Baker Botts, a 179-year-old Texas firm, has a legacy in oil-and-gas law, and a long string of managing partners based in the the Lone Star state. But its newest managing partner, John Martin, is based in Palo Alto, California, and does corporate work for technology clients.

Does the shift from a managing partner based in Houston to one in California have much significance for the firm or its image? Consultants say it might, but Martin suggests the change isn't revolutionary.

For years, the firm has focused on clients in the technology and energy sectors. And despite its “incredible heritage” in Texas, Martin said, Baker Botts has long been an international firm, with offices outside the United States and a deep reliance on cross-office staffing. Seven of the firm's 14 offices are located outside the United States.

“Geography just matters less and less,” Martin said in an interview Thursday, referring to where a firm's leadership is based. His election, he said, is “just another indication of how strong we are in multiple markets.”

Martin is set to take the reins April 1 as the firm's 15th managing partner, succeeding Houston corporate partner Andrew Baker, who has been managing partner since 2012 and must take mandatory retirement at the end of the year.

Martin said Baker Botts has long differentiated itself as a technology and energy firm and will  continue to do so. The firm will continue to build strength in Texas, he said, even as it targets growth in London and on the East and West coasts.

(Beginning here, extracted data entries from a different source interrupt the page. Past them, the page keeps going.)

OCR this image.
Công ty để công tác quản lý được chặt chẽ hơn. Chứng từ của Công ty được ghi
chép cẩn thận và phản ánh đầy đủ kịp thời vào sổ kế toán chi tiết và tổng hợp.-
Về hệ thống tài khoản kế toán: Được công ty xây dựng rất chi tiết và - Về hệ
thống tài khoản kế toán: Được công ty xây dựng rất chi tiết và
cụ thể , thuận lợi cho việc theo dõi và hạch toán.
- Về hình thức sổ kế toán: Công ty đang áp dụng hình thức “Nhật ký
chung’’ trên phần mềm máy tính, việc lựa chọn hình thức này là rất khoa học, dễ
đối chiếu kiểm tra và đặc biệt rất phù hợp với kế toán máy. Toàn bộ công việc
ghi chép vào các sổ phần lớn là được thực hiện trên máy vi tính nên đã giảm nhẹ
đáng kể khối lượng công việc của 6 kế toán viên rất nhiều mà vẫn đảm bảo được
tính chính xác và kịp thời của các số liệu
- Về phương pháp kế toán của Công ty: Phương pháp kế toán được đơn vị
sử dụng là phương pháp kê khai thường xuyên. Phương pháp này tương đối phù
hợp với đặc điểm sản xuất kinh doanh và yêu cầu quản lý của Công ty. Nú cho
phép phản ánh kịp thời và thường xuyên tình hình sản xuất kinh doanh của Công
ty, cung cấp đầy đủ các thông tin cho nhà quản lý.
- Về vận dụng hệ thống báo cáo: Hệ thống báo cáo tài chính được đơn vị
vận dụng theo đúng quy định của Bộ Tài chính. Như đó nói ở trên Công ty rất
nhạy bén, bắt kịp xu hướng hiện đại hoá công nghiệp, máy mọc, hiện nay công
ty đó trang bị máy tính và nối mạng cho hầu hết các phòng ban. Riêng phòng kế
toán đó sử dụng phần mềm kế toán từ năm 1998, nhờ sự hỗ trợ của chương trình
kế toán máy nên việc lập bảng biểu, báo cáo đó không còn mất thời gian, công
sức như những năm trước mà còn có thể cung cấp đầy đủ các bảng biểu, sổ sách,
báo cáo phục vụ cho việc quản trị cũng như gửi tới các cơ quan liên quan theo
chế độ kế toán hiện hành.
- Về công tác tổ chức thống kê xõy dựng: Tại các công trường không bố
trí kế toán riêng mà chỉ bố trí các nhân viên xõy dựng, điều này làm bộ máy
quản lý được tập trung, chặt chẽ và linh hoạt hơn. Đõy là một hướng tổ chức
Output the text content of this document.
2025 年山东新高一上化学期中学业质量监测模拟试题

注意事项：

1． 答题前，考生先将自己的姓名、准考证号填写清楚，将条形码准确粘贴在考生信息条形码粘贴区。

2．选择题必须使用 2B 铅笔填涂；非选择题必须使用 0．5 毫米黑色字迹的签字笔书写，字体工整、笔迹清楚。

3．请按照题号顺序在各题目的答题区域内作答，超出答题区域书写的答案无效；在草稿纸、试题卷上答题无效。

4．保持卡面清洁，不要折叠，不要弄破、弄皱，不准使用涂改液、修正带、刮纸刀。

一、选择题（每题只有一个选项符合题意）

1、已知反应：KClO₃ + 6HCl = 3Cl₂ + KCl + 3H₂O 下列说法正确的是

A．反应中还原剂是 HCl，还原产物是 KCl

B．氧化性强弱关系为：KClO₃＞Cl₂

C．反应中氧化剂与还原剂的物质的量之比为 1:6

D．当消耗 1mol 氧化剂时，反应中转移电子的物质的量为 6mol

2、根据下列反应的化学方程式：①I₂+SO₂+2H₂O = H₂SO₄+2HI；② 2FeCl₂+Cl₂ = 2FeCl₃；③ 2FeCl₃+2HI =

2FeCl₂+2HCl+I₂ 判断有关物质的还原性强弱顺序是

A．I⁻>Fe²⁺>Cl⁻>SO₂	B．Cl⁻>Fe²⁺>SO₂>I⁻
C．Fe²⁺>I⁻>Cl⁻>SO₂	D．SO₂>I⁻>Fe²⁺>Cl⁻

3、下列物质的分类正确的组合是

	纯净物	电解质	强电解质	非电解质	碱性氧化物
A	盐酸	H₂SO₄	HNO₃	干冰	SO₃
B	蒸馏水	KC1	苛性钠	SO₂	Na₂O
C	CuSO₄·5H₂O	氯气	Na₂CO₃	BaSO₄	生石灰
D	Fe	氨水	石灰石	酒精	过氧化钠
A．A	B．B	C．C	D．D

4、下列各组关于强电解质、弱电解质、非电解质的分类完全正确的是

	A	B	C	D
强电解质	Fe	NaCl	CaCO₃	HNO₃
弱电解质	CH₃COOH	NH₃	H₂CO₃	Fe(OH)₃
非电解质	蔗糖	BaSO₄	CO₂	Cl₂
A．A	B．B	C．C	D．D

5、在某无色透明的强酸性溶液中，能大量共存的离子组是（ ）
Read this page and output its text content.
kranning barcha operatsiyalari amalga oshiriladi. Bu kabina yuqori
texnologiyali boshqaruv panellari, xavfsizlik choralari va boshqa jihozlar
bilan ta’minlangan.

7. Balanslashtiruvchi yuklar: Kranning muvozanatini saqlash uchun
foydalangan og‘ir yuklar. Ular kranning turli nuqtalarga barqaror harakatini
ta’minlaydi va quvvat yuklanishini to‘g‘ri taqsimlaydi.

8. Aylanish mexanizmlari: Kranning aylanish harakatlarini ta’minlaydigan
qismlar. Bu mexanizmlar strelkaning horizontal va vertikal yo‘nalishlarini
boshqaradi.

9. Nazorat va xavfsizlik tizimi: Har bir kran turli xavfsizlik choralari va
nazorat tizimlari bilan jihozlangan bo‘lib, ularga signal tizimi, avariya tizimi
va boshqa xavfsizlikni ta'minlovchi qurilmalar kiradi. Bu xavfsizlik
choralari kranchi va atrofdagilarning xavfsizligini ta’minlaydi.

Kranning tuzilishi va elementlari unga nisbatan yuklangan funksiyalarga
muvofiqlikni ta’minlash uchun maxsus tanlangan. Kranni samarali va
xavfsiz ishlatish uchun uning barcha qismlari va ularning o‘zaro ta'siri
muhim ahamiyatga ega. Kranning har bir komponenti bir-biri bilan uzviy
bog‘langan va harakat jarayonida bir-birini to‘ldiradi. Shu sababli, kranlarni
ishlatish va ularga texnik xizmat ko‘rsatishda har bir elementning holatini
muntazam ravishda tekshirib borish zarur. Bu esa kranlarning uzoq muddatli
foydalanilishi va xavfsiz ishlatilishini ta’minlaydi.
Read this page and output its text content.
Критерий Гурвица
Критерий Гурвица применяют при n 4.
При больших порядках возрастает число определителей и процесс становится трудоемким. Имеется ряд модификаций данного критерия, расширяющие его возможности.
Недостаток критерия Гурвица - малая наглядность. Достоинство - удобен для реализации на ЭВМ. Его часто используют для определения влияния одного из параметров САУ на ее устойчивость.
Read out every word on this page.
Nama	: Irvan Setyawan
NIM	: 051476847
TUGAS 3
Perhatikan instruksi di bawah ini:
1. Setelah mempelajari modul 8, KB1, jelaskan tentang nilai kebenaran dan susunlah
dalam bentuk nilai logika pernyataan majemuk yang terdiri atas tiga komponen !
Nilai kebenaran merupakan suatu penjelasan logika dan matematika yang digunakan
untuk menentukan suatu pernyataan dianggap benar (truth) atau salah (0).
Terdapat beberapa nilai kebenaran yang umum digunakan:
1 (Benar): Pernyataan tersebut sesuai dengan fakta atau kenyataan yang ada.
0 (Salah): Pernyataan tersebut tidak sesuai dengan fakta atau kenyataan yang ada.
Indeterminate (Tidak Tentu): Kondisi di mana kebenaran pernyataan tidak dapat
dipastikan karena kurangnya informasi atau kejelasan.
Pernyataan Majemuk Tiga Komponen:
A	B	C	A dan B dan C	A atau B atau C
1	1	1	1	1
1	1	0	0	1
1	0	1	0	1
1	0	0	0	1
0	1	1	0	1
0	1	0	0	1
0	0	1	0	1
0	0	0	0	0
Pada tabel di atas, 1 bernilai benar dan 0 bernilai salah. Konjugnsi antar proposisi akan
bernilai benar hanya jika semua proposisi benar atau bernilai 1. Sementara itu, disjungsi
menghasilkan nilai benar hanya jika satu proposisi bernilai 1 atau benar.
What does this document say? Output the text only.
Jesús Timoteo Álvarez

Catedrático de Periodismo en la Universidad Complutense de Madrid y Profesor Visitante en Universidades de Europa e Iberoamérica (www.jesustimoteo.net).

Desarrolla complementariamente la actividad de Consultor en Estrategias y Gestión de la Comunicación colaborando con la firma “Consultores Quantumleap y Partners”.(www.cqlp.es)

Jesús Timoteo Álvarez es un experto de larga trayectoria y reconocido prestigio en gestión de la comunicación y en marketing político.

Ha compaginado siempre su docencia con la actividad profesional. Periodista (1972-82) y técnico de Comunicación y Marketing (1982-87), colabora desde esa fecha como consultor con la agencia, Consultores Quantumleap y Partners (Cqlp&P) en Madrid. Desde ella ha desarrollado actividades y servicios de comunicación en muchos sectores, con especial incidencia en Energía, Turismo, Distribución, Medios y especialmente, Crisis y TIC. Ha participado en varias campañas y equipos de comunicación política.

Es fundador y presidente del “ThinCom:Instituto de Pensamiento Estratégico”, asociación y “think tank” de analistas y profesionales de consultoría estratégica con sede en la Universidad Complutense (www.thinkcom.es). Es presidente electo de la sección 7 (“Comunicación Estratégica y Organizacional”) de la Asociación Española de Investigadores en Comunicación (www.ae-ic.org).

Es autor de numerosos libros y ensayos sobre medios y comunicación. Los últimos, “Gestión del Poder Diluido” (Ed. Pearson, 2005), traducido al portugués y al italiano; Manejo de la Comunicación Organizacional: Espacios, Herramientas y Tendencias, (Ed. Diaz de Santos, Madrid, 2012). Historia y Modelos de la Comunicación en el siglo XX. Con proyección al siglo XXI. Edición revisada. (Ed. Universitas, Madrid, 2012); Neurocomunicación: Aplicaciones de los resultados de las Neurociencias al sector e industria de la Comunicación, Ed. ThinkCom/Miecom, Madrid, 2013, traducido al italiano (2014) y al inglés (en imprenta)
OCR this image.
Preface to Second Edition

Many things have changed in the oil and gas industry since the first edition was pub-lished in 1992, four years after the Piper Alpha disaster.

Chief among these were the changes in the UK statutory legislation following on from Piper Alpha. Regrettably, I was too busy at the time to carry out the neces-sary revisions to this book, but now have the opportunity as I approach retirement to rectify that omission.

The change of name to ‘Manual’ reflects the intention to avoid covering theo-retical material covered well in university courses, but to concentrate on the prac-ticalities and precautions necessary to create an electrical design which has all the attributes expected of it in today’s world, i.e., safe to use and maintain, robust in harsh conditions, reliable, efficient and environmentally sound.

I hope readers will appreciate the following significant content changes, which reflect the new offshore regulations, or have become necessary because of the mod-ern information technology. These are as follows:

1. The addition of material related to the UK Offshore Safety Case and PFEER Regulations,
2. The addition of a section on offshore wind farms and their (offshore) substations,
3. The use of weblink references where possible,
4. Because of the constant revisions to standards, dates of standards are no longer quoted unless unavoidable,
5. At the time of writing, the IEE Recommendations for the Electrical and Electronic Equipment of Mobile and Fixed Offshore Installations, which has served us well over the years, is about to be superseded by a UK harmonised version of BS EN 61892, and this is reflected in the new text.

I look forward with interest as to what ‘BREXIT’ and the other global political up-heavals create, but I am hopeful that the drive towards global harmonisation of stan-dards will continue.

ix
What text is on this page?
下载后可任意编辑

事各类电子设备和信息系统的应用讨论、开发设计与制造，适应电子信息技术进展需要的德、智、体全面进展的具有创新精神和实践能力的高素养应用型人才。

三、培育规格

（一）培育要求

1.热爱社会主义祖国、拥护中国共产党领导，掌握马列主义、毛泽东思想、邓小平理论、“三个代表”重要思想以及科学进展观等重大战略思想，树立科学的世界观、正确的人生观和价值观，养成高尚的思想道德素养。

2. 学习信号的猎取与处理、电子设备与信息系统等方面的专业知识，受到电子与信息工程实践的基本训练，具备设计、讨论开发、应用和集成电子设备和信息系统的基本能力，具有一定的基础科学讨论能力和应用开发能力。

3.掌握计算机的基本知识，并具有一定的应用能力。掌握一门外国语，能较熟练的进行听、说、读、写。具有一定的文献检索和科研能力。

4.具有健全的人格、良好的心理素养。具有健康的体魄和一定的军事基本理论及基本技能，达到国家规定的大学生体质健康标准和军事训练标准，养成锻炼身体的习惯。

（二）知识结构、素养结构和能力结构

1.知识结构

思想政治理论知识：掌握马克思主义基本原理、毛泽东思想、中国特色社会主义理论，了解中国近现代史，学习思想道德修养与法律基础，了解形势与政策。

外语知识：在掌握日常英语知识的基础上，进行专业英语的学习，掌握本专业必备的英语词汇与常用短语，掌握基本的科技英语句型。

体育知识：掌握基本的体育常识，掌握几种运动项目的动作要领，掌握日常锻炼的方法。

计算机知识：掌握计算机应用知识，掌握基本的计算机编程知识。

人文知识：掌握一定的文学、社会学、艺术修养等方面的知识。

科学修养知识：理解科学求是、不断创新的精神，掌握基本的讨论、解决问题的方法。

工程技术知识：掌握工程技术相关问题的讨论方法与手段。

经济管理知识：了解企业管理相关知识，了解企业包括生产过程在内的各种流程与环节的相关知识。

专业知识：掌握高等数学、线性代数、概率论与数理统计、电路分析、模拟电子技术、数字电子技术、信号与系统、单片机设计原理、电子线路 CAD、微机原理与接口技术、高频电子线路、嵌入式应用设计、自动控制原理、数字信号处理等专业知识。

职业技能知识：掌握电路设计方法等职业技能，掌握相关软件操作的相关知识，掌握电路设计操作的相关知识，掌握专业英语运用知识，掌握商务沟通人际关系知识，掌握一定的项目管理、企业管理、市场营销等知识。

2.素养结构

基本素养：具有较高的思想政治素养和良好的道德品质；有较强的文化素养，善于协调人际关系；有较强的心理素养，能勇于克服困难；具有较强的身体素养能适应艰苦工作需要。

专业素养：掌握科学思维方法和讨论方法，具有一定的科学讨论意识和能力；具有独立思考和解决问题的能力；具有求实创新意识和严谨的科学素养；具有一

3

Martin, in fact, is a California transplant. Now in his 35th year at the firm, he spent many of his years at Baker Botts in Texas. He and Baker were two of the lawyers who launched the firm's Dallas location in 1985.

In 2013, Martin moved to Palo Alto to become the partner-in-charge of the office, which had opened in 2008. He is also the firmwide partner-in-charge of recruiting and a member of the executive committee.

Even with Baker Botts' history of working without office boundaries, firm consultant Kent Zimmermann of Zeughauser Group suggests having a California-based managing partner may  reflect an additional step in the firm's progress.

“That decision is consistent with the firm's growing strength in a number of industry sectors and geography, including tech. And it wasn't that long ago it was hard to imagine a Baker Botts managing partner being somewhere like Palo Alto or the East Coast,” Zimmermann said.

He said the change seems to be consistent with the firm's growth strategy outside of Texas.

“It's a big step. I'm not completely shocked,” he said.

And recent reports on law firm financial results in 2018 show that California remains a strong legal market. A survey from Citi Private Bank's Law Firm Group showed stronger revenue growth among California-based law firms than anywhere else in the country in 2018. The same survey said Texas-based firms, while strong in profit growth, lagged behind others in growing revenue.

Martin wasn't the only non-Texas lawyer who sought the managing partner job at the 750-lawyer firm. Robert Scheinfeld, an intellectual property partner in New York, also was a candidate, along with Houston partners Richard Husseini, chair of the tax department, and Danny David, a litigation partner. None of the other candidates responded to calls for comment Thursday.

Zimmermann said any emphasis on tech is good for Baker Botts, because it's a rapidly growing industry, and the tech sector is a big part of private equity deals and other M&A.

“If you look 20 years ahead, you see tech as being a growing industry, driving many other industries. Also, where you see oil and gas … it may still be important but not on the same growth trajectory,” he said.

Consultant Marcie Borgal Shunk, president and founder of The Tilt Institute, said many law firms are taking steps to enlarge their scope, speaking generally about the legal industry and not specifically about Baker Botts.

“Electing a managing partner or having a leadership team … in areas outside the core base is a signal to the market,” said Shunk, who advises firms on how to prepare for the future of the legal industry.

Houston firm consultant William C. Cobb said the fact that Martin is in California and has technology clients may not be as important to the firm's future or image as his ability to get buy-in from partners and successfully recruit in targeted markets—those include New York, Washington, D.C., London and the Bay Area in California, Martin said Thursday.

Cobb said competition for laterals is very intense in those markets, especially in London, but Baker Botts has a reputation for getting the “cream of the crop.”

Still, Cobb said, based on the fact that he was elected, Martin has garnered support from throughout the firm.

“He probably had to get up and tell people what his vision for the law firm was, and most people liked his vision over other people's vision,” Cobb said.